What does it take to persuade you?

Watching recent coverage of the Scottish Referendum debate has made me wonder what it takes to persuade a wavering voter to decide for or against independence. The strength and clarity of the argument is a key factor, of course. But what about the speaker and how much we like, trust or admire them?

Remember the inspiring story of Stephen Sutton, the teenage cancer sufferer whose courage and positivity persuaded thousands of people to donate money to Teenage Cancer Trust. So far more than £4 million has been raised through his efforts, though he sadly died in May 2014.


So what makes people willing to do what you want? In reality it’s a blend of the messenger and the message.

Here are my Top 10 factors for being persuasive.

  1. Build relationships

People do things for people they know, like and trust. Or people they admire. Meet face to face where possible, or at least pick up the phone. Build a reputation as a trustworthy professional.

  1. Know your audience

Adapt your approach. Put yourself in the other person’s shoes. Learn about their preferences, needs, priorities and concerns.

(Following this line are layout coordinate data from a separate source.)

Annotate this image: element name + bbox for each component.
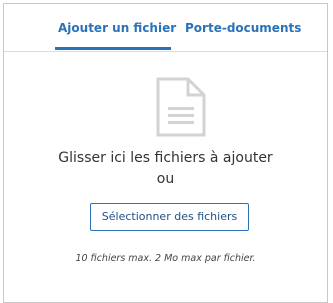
tab-briefcase[interactable]: Porte-documents [185, 21, 301, 35]
tab-bar: Ajouter un fichier Porte-documents [4, 4, 327, 52]
active-tab-indicator [55, 47, 171, 50]
select-files-button[interactable]: Sélectionner des fichiers [90, 203, 249, 231]
document-icon [152, 77, 208, 139]
drop-or-label: ou [156, 171, 175, 187]
upload-limits-note: 10 fichiers max. 2 Mo max par fichier. [75, 253, 256, 264]
tab-add-file[interactable]: Ajouter un fichier [58, 21, 176, 35]
drop-instruction: Glisser ici les fichiers à ajouter [58, 150, 273, 166]
upload-panel: Ajouter un fichier Porte-documents Gliss… [3, 3, 328, 303]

  1. Be generous in doing favours

Do something for another person and they are more likely to want to reciprocate.


  1. Prepare

What do you really want to achieve? What are your main points? Back them up and bring them to life with engaging evidence, examples, details, illustrations, stories, precedents.

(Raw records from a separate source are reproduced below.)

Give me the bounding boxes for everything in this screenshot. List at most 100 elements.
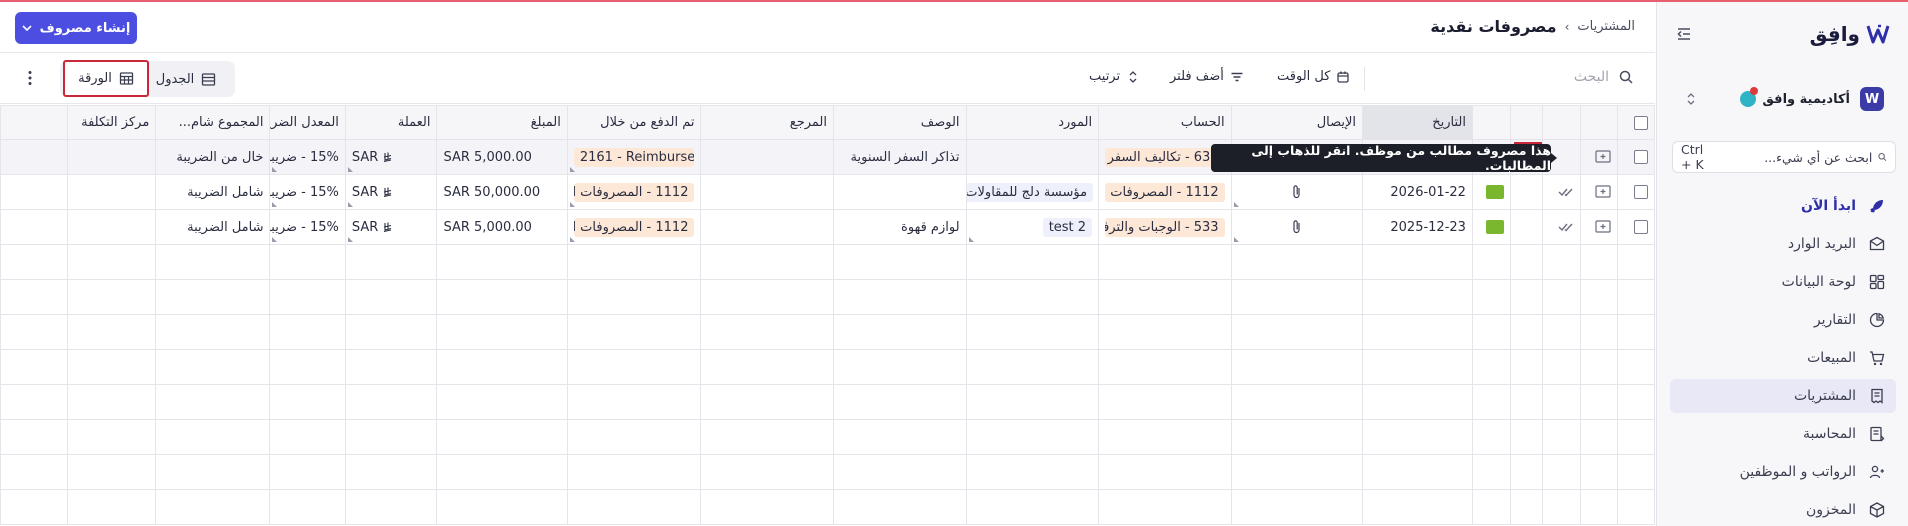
sidebar-item-inbox[interactable]: البريد الوارد xyxy=(1670,227,1896,261)
cell-paid-through[interactable]: 1112 - المصروفات النثرية xyxy=(566,209,702,245)
sidebar-search[interactable]: Ctrl + K xyxy=(1672,141,1896,173)
sidebar-item-label: المشتريات xyxy=(1793,388,1856,404)
row-checkbox[interactable] xyxy=(1634,220,1648,234)
sort-button[interactable]: ترتيب xyxy=(1089,69,1140,84)
cell-cost-center[interactable] xyxy=(66,139,157,175)
sidebar-item-label: لوحة البيانات xyxy=(1781,274,1856,290)
sidebar-item-label: التقارير xyxy=(1813,312,1856,328)
table-search xyxy=(1429,69,1633,85)
supplier-chip: test 2 xyxy=(1042,217,1093,237)
column-header-receipt[interactable]: الإيصال xyxy=(1230,105,1364,140)
column-header-description[interactable]: الوصف xyxy=(833,105,967,140)
row-checkbox[interactable] xyxy=(1634,150,1648,164)
sidebar-item-dashboard[interactable]: لوحة البيانات xyxy=(1670,265,1896,299)
cell-description[interactable]: تذاكر السفر السنوية xyxy=(833,139,967,175)
sidebar-item-sales[interactable]: المبيعات xyxy=(1670,341,1896,375)
cell-reference[interactable] xyxy=(700,174,834,210)
create-expense-button[interactable]: إنشاء مصروف xyxy=(15,12,137,44)
attachment-icon[interactable] xyxy=(1290,184,1304,200)
sidebar-item-inventory[interactable]: المخزون xyxy=(1670,493,1896,526)
cell-receipt[interactable] xyxy=(1230,209,1364,245)
column-header-currency[interactable]: العملة xyxy=(344,105,438,140)
cell-paid-through[interactable]: 2161 - Reimbursements xyxy=(566,139,702,175)
amount-value: SAR 5,000.00 xyxy=(443,219,532,235)
cell-supplier[interactable]: مؤسسة دلج للمقاولات xyxy=(965,174,1100,210)
attachment-icon[interactable] xyxy=(1290,219,1304,235)
cell-supplier[interactable] xyxy=(965,139,1100,175)
empty-row xyxy=(0,279,1655,315)
cell-receipt[interactable] xyxy=(1230,174,1364,210)
currency-value: SAR xyxy=(352,185,394,200)
sidebar-item-payroll[interactable]: الرواتب و الموظفين xyxy=(1670,455,1896,489)
currency-value: SAR xyxy=(352,150,394,165)
chevron-updown-icon[interactable] xyxy=(1686,91,1696,107)
cell-currency[interactable]: SAR xyxy=(344,174,438,210)
cell-amount[interactable]: SAR 5,000.00 xyxy=(436,209,568,245)
column-header-total[interactable]: المجموع شام... xyxy=(155,105,271,140)
cell-total[interactable]: شامل الضريبة xyxy=(155,174,271,210)
amount-value: SAR 50,000.00 xyxy=(443,184,541,200)
cell-cost-center[interactable] xyxy=(66,174,157,210)
row-checkbox[interactable] xyxy=(1634,185,1648,199)
table-header-row: التاريخ الإيصال الحساب المورد الوصف المر… xyxy=(0,105,1655,140)
column-header-cost-center[interactable]: مركز التكلفة xyxy=(66,105,157,140)
view-sheet-option[interactable]: الورقة xyxy=(63,60,149,97)
sidebar-item-get-started[interactable]: ابدأ الآن xyxy=(1670,189,1896,223)
organization-badge: W xyxy=(1860,87,1884,111)
cell-amount[interactable]: SAR 50,000.00 xyxy=(436,174,568,210)
collapse-sidebar-icon[interactable] xyxy=(1675,25,1693,43)
sidebar-item-label: المبيعات xyxy=(1807,350,1856,366)
toolbar: كل الوقت أضف فلتر ترتيب الجدول الورقة xyxy=(0,54,1655,104)
cell-total[interactable]: شامل الضريبة xyxy=(155,209,271,245)
riyal-symbol-icon xyxy=(384,222,392,232)
column-header-tax-rate[interactable]: المعدل الضريبي xyxy=(269,105,346,140)
cell-description[interactable]: لوازم قهوة xyxy=(833,209,967,245)
cell-account[interactable]: 1112 - المصروفات النثرية xyxy=(1098,174,1232,210)
empty-row xyxy=(0,419,1655,455)
ledger-icon xyxy=(1870,426,1885,442)
sidebar-item-accounting[interactable]: المحاسبة xyxy=(1670,417,1896,451)
add-note-icon[interactable] xyxy=(1595,150,1611,164)
cell-reference[interactable] xyxy=(700,209,834,245)
cell-total[interactable]: خال من الضريبة xyxy=(155,139,271,175)
column-header-amount[interactable]: المبلغ xyxy=(436,105,568,140)
cell-date[interactable]: 2025-12-23 xyxy=(1362,209,1473,245)
time-filter-button[interactable]: كل الوقت xyxy=(1277,69,1350,84)
cell-date[interactable]: 2026-01-22 xyxy=(1362,174,1473,210)
column-header-date[interactable]: التاريخ xyxy=(1362,105,1473,140)
cell-paid-through[interactable]: 1112 - المصروفات النثرية xyxy=(566,174,702,210)
sidebar-item-reports[interactable]: التقارير xyxy=(1670,303,1896,337)
cell-amount[interactable]: SAR 5,000.00 xyxy=(436,139,568,175)
cell-description[interactable] xyxy=(833,174,967,210)
organization-switcher[interactable]: W أكاديمية وافق xyxy=(1676,78,1892,120)
header-book xyxy=(1471,105,1511,140)
add-filter-button[interactable]: أضف فلتر xyxy=(1170,69,1244,84)
cell-currency[interactable]: SAR xyxy=(344,139,438,175)
cell-tax-rate[interactable]: 15% - ضريبة القيمة xyxy=(269,139,346,175)
table-row[interactable]: 2025-12-23 533 - الوجبات والترفيه test 2… xyxy=(0,209,1655,245)
table-row[interactable]: 2026-01-22 1112 - المصروفات النثرية مؤسس… xyxy=(0,174,1655,210)
sort-icon xyxy=(1129,70,1137,83)
table-search-input[interactable] xyxy=(1429,69,1609,85)
cell-reference[interactable] xyxy=(700,139,834,175)
column-header-account[interactable]: الحساب xyxy=(1098,105,1232,140)
cell-supplier[interactable]: test 2 xyxy=(965,209,1100,245)
select-all-checkbox[interactable] xyxy=(1634,115,1648,130)
sidebar-item-purchases[interactable]: المشتريات xyxy=(1670,379,1896,413)
cell-tax-rate[interactable]: 15% - ضريبة القيمة xyxy=(269,174,346,210)
add-note-icon[interactable] xyxy=(1595,220,1611,234)
column-header-supplier[interactable]: المورد xyxy=(965,105,1100,140)
more-options-icon[interactable] xyxy=(22,69,38,87)
column-header-paid-through[interactable]: تم الدفع من خلال xyxy=(566,105,702,140)
cell-cost-center[interactable] xyxy=(66,209,157,245)
sidebar-search-input[interactable] xyxy=(1716,149,1873,165)
cell-currency[interactable]: SAR xyxy=(344,209,438,245)
select-all-cell[interactable] xyxy=(1617,105,1655,140)
cell-tax-rate[interactable]: 15% - ضريبة القيمة xyxy=(269,209,346,245)
column-header-reference[interactable]: المرجع xyxy=(700,105,834,140)
add-note-icon[interactable] xyxy=(1595,185,1611,199)
breadcrumb-purchases-link[interactable]: المشتريات xyxy=(1577,19,1635,34)
cell-account[interactable]: 533 - الوجبات والترفيه xyxy=(1098,209,1232,245)
app-logo[interactable]: وافِق xyxy=(1810,22,1890,46)
view-table-option[interactable]: الجدول xyxy=(143,61,229,97)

  1. Identify the benefits for your audience

People typically make choices based on self-interest – so what’s in it for them?


  1. Make it easy for to agree

Getting a response from a busy person is far more likely if they just have to click or tick a box rather than answer an open question on a blank sheet. Nudge them towards the outcome you want. Of course, it means more preparatory work on your part.


  1. Communicate your message clearly and concisely

Don’t waffle or apologise for yourself! Practise aloud beforehand when it really matters.

  1. Really listen to views and objections

Show that you understand and respect their viewpoint. Be open to new information. Collaborating is likely to lead to the best solution.


  1. Remember that body language is critical

Use good eye contact and an upright open posture. Use your hands to reinforce what you say. Arrange seating for cooperation rather than confrontation (45-90°).


10. Use your voice for impact

A lower pitch makes you sound more persuasive. Speak slowly and use pauses for emphasis. Raising the volume will also make your voice more modulated and interesting to listen to. Use downward inflection at the end of key points for authority.